The First Congregational Church was organized under the sponsorship of the First Congregational Church of Longmont in 1889, less than a decade after E. S. Lyon arrived in the area from Connecticut and bought 160 acre of land that include the original townsite of Lyons. Construction of the church building, on the northwest corner of 4th and High Streets, began in 1894 and was completed on September 23, 1895. The minister and members of the congregation contributed much of the necessary labor, in addition to money and materials. The principal building material was sandstone that was locally quarried, cut by hand and laid in horizontal courses of irregularly sized blocks. The National Register nomination notes that much of the work on the building was done by master stonecutters with the result that the "cutting and fitting [of the stone] is exceptionally well executed." The walls are 20 in thick.
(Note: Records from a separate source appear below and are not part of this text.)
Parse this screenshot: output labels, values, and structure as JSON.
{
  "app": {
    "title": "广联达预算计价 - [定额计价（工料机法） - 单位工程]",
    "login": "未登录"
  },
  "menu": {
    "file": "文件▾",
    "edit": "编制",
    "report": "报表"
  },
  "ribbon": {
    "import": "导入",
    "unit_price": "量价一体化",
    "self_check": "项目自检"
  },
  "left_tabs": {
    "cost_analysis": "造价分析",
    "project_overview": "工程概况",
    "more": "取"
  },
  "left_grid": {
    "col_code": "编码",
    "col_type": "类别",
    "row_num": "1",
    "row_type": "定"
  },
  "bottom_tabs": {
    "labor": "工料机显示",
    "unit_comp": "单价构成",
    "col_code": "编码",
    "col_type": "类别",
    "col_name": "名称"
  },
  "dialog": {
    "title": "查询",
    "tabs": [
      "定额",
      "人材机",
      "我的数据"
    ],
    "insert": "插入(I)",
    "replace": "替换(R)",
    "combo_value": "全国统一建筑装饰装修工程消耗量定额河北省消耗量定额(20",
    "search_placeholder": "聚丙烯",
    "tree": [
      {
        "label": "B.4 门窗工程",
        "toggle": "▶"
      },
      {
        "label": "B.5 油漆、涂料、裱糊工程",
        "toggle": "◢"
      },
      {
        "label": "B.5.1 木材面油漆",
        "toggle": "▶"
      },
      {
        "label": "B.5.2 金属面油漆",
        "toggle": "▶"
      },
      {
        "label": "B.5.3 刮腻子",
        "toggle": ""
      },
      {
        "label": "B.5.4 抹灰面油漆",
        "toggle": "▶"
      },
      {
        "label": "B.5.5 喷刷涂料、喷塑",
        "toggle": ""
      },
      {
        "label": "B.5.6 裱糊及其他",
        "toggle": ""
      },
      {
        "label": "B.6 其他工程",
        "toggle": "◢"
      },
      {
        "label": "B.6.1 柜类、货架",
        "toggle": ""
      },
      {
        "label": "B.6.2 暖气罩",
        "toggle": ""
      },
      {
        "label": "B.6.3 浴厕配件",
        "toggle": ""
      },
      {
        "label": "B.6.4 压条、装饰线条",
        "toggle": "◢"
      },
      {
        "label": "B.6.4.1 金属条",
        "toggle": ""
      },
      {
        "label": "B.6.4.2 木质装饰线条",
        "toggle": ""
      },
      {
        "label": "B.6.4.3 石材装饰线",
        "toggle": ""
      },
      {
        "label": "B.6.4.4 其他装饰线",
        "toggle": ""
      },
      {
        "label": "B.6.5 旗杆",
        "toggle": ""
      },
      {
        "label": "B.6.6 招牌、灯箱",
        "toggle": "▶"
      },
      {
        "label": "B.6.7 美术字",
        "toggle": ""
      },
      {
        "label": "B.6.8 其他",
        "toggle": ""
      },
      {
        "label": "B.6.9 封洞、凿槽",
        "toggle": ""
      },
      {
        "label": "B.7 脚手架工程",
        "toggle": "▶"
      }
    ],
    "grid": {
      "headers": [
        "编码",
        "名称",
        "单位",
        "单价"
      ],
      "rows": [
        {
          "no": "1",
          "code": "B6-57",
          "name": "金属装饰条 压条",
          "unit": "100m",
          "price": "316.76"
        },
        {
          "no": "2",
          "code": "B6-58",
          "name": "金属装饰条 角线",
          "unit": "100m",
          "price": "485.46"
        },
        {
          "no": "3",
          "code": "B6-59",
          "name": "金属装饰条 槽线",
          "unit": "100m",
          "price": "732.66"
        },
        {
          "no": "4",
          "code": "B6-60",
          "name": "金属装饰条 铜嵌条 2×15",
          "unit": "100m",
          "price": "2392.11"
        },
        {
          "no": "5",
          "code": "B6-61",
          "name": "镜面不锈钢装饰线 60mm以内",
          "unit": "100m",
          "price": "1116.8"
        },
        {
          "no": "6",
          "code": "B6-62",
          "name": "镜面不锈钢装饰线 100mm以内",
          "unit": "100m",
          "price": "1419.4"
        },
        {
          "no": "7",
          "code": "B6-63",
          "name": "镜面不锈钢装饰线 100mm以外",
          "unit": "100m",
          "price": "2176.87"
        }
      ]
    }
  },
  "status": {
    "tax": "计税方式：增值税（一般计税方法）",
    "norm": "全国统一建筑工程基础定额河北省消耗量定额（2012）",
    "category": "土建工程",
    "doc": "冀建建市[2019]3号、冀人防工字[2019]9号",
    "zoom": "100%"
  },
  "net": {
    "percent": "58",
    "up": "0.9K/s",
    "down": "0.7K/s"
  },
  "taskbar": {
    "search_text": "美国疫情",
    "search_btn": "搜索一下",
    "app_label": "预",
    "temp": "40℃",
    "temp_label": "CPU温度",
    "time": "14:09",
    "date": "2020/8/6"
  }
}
The facade is asymmetrical with the church's principal door leading into the base of a single tower. The door has a semicircular arch of radiating stone voussoirs. Central to the facade are a pair of windows topped by horizontal stone lintels. A decorative feature of the facade is the large arch of voussoirs which rises above the windows. In the gable is an ocular ventilation opening framed by voussoirs and set with louvres. The tower rises to a stone course at the height of the gable, above which is a louvred chamber with a "candle-snuffer" roof.

For more than ten years after the completion of the building (until a Methodist church was built in town), this was the only church in Lyons. At the time of its National Register listing, the congregation was affiliated with the United Church of Christ, but it no longer identifies itself with that denomination.